The Sugar Hill Resort Community has two communal pools, four lighted tennis courts, a clubhouse, a fitness complex and a restaurant. The sale may include a membership to the neighboring Royal Westmoreland golf club’s 18-hole course, Mr. Blandford-Newson said. The property is a five-minute drive from shopping, dining, galleries, beaches and water sports in Holetown, Barbados’s second largest town, and 10 minutes from Speightstown, a more laid-back hub with local charm. Grantley Adams International Airport is about a 45-minute drive.
Market Overview
Barbados, with about 287,000 residents, was among the first Caribbean islands to grasp its “marketing potential and leverage the environment created by the pandemic for a lot of people who were very mobile and could work remotely,” said Edward de Mallet Morgan, a partner at Knight Frank.

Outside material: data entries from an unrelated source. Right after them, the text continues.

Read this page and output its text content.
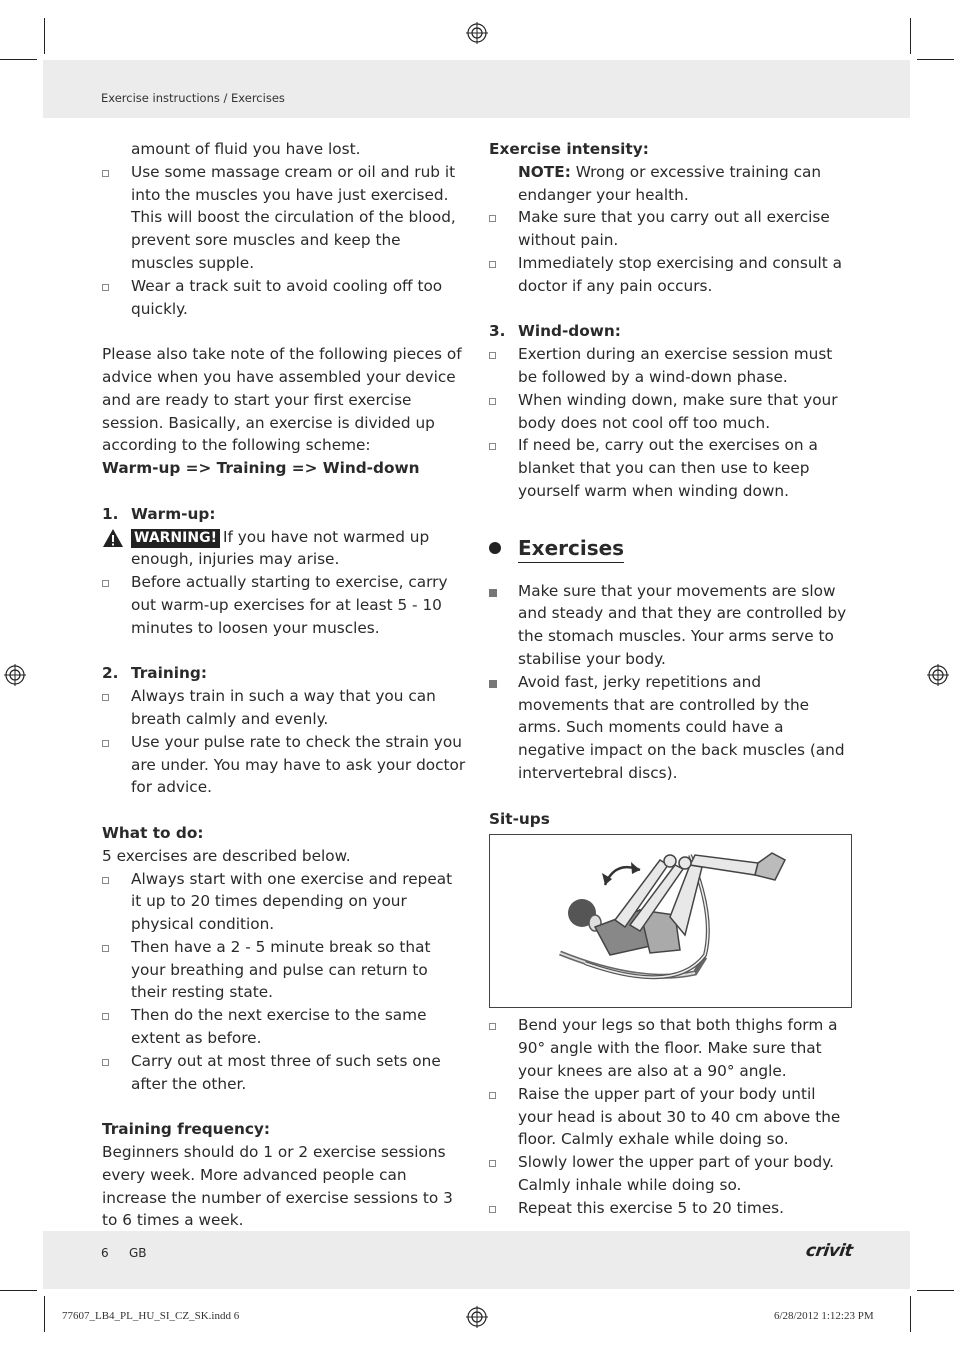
Exercise instructions / Exercises

amount of fluid you have lost.

Use some massage cream or oil and rub it into the muscles you have just exercised. This will boost the circulation of the blood, prevent sore muscles and keep the muscles supple.

Wear a track suit to avoid cooling off too quickly.

Please also take note of the following pieces of advice when you have assembled your device and are ready to start your first exercise session. Basically, an exercise is divided up according to the following scheme:

Warm-up => Training => Wind-down

1. Warm-up:

WARNING! If you have not warmed up enough, injuries may arise.

Before actually starting to exercise, carry out warm-up exercises for at least 5 - 10 minutes to loosen your muscles.

2. Training:

Always train in such a way that you can breath calmly and evenly.

Use your pulse rate to check the strain you are under. You may have to ask your doctor for advice.

What to do:

5 exercises are described below.

Always start with one exercise and repeat it up to 20 times depending on your physical condition.

Then have a 2 - 5 minute break so that your breathing and pulse can return to their resting state.

Then do the next exercise to the same extent as before.

Carry out at most three of such sets one after the other.

Training frequency:

Beginners should do 1 or 2 exercise sessions every week. More advanced people can increase the number of exercise sessions to 3 to 6 times a week.

Exercise intensity:

NOTE: Wrong or excessive training can endanger your health.

Make sure that you carry out all exercise without pain.

Immediately stop exercising and consult a doctor if any pain occurs.

3. Wind-down:

Exertion during an exercise session must be followed by a wind-down phase.

When winding down, make sure that your body does not cool off too much.

If need be, carry out the exercises on a blanket that you can then use to keep yourself warm when winding down.

Exercises

Make sure that your movements are slow and steady and that they are controlled by the stomach muscles. Your arms serve to stabilise your body.

Avoid fast, jerky repetitions and movements that are controlled by the arms. Such moments could have a negative impact on the back muscles (and intervertebral discs).

Sit-ups

Bend your legs so that both thighs form a 90° angle with the floor. Make sure that your knees are also at a 90° angle.

Raise the upper part of your body until your head is about 30 to 40 cm above the floor. Calmly exhale while doing so.

Slowly lower the upper part of your body. Calmly inhale while doing so.

Repeat this exercise 5 to 20 times.

6 GB	crivit
77607_LB4_PL_HU_SI_CZ_SK.indd 6	6/28/2012 1:12:23 PM
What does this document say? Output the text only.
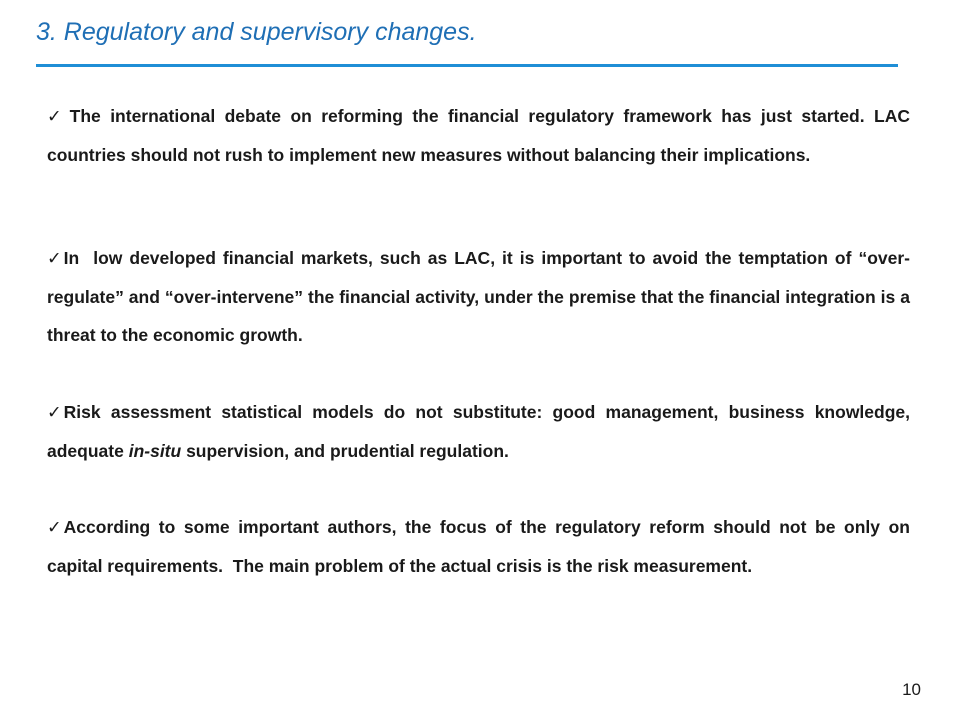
3. Regulatory and supervisory changes.
✓ The international debate on reforming the financial regulatory framework has just started. LAC countries should not rush to implement new measures without balancing their implications.
✓ In  low developed financial markets, such as LAC, it is important to avoid the temptation of “over-regulate” and “over-intervene” the financial activity, under the premise that the financial integration is a threat to the economic growth.
✓ Risk assessment statistical models do not substitute: good management, business knowledge, adequate in-situ supervision, and prudential regulation.
✓ According to some important authors, the focus of the regulatory reform should not be only on capital requirements.  The main problem of the actual crisis is the risk measurement.
10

In July 2020, the Barbados government introduced the “Welcome Stamp,” a visa allowing foreign individuals or families to work remotely on the island for a maximum of 12 months. Initially, most of the digital nomads who paid $2,000 for an individual visa ($3,000 for a family) stayed for three to six months, renting apartments or houses near the beach or overlooking golf courses in holiday villas owned by expatriates.
“A lot of people enjoyed it, loved it and started buying properties that had languished on the market for a long time,” said Chris Parra, the chief executive of One Caribbean Estates, the Christie’s affiliate in Barbados. On average, he said, early visitors “testing the waters” spent in the $1 million range.